Derribó la ventana del cuarto, por el boquete
la luz retrasa las penumbras; sombras llamadas adjetivos
cuando aún eran contrarios al silencio.
Aquello en que decir de otra forma es imposible
te hunde
hasta torcer como el brazo de un niño la palabra.
Ser implacable cansa, su deseo de claridad
se une a la confesión,
tal vez por el temor a no morir en paz
siendo amistosa y legible.
Los colores se ajustan a la forma.
El chillido, si hubo dolor, se aleja.
La finura del trazo convalida el cuerpo de la artista
aliviada y superpuesta, todo encaja
en materia extendida.


                                                 [De El paisaje es un animal solitario]







                                                                                                             A Adán


ADONDE tú y yo vamos no hay sombra, la luz
recubre plana el recorrido y nuestra pérdida de orientación
sin diagonal que mueva el mediodía.
La transparencia del follaje
hace sentir el vértigo de andar sobre un suelo de vidrio
sobre una arqueología de pequeñeces
en la casa del hombre.
Tomados de la mano la unión no se proyecta en la pared
no crea la línea y su nudo, puente colgante al vaivén de los pasos
adonde vamos, letras sueltas como farolillos taponan las palabras
y nos deleita el silencio.


                                                                        [De El paisaje es un animal solitario]
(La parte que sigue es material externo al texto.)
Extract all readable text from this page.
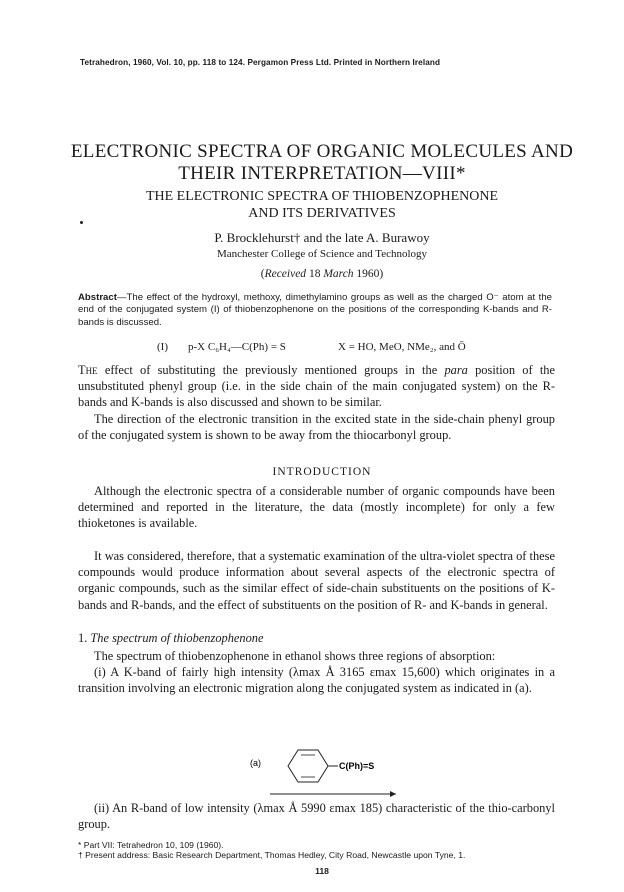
Tetrahedron, 1960, Vol. 10, pp. 118 to 124. Pergamon Press Ltd. Printed in Northern Ireland
ELECTRONIC SPECTRA OF ORGANIC MOLECULES AND
THEIR INTERPRETATION—VIII*
THE ELECTRONIC SPECTRA OF THIOBENZOPHENONE
AND ITS DERIVATIVES
P. Brocklehurst† and the late A. Burawoy
Manchester College of Science and Technology
(Received 18 March 1960)
Abstract—The effect of the hydroxyl, methoxy, dimethylamino groups as well as the charged O⁻ atom at the end of the conjugated system (I) of thiobenzophenone on the positions of the corresponding K-bands and R-bands is discussed.
(I) p-X C₆H₄—C(Ph) = S	X = HO, MeO, NMe₂, and Ō
The effect of substituting the previously mentioned groups in the para position of the unsubstituted phenyl group (i.e. in the side chain of the main conjugated system) on the R-bands and K-bands is also discussed and shown to be similar.
The direction of the electronic transition in the excited state in the side-chain phenyl group of the conjugated system is shown to be away from the thiocarbonyl group.
INTRODUCTION
Although the electronic spectra of a considerable number of organic compounds have been determined and reported in the literature, the data (mostly incomplete) for only a few thioketones is available.
It was considered, therefore, that a systematic examination of the ultra-violet spectra of these compounds would produce information about several aspects of the electronic spectra of organic compounds, such as the similar effect of side-chain substituents on the positions of K-bands and R-bands, and the effect of substituents on the position of R- and K-bands in general.
1. The spectrum of thiobenzophenone
The spectrum of thiobenzophenone in ethanol shows three regions of absorption:
(i) A K-band of fairly high intensity (λmax Å 3165 εmax 15,600) which originates in a transition involving an electronic migration along the conjugated system as indicated in (a).
(a)	C(Ph)=S
(ii) An R-band of low intensity (λmax Å 5990 εmax 185) characteristic of the thio-carbonyl group.
* Part VII: Tetrahedron 10, 109 (1960).
† Present address: Basic Research Department, Thomas Hedley, City Road, Newcastle upon Tyne, 1.
118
CUANDO las estrellas no acaban de caer
o acaso mi vista no las alcanza, la pregunta inevitable
sobre el deseo sobre la infinitud del deseo me conmueve.
Entonces llamo a los niños: ¡corran!
para llenar de alboroto el gran silencio. Il m’émeut, distancio el pensamiento
con palabras.
¡Allí, allí! Me indican el lugar donde cayó la estrella
là-bas, là-bas. Los niños se alejan
con su fe hacia la rama encendida, yo
detengo el pensamiento: branche.


                                                                                             [De El paisaje es un animal solitario]







Con brevedad y calma




ENCENDIÓ la fogata por costumbre
ante el boquete de su casa
pero ya había olvidado
de qué debía protegerla el fuego


                 *


DE UNA a otra mesa transporto
mis cuadernos, se levanta
un polvillo contra la luz apenas
al apoyar el lápiz. Las mesas
despejadas indulgentes
vacías


                 *


EL MAESTRO no leyó el libro
tampoco el alumno leyó el libro.
Sobre las letras
quedó inédito el poema


                 *


SU AMOR, su amado, había muerto
o era acaso su padre o su hijo.
Invadía tanto la ausencia
ya no podría decir cuál de ellos la vaciaba


                 *


ACOLCHADOS los bordes de la mesa
amortiguan el filo
mullen el antebrazo
insonorizan la escritura


                                                                 [inéditos]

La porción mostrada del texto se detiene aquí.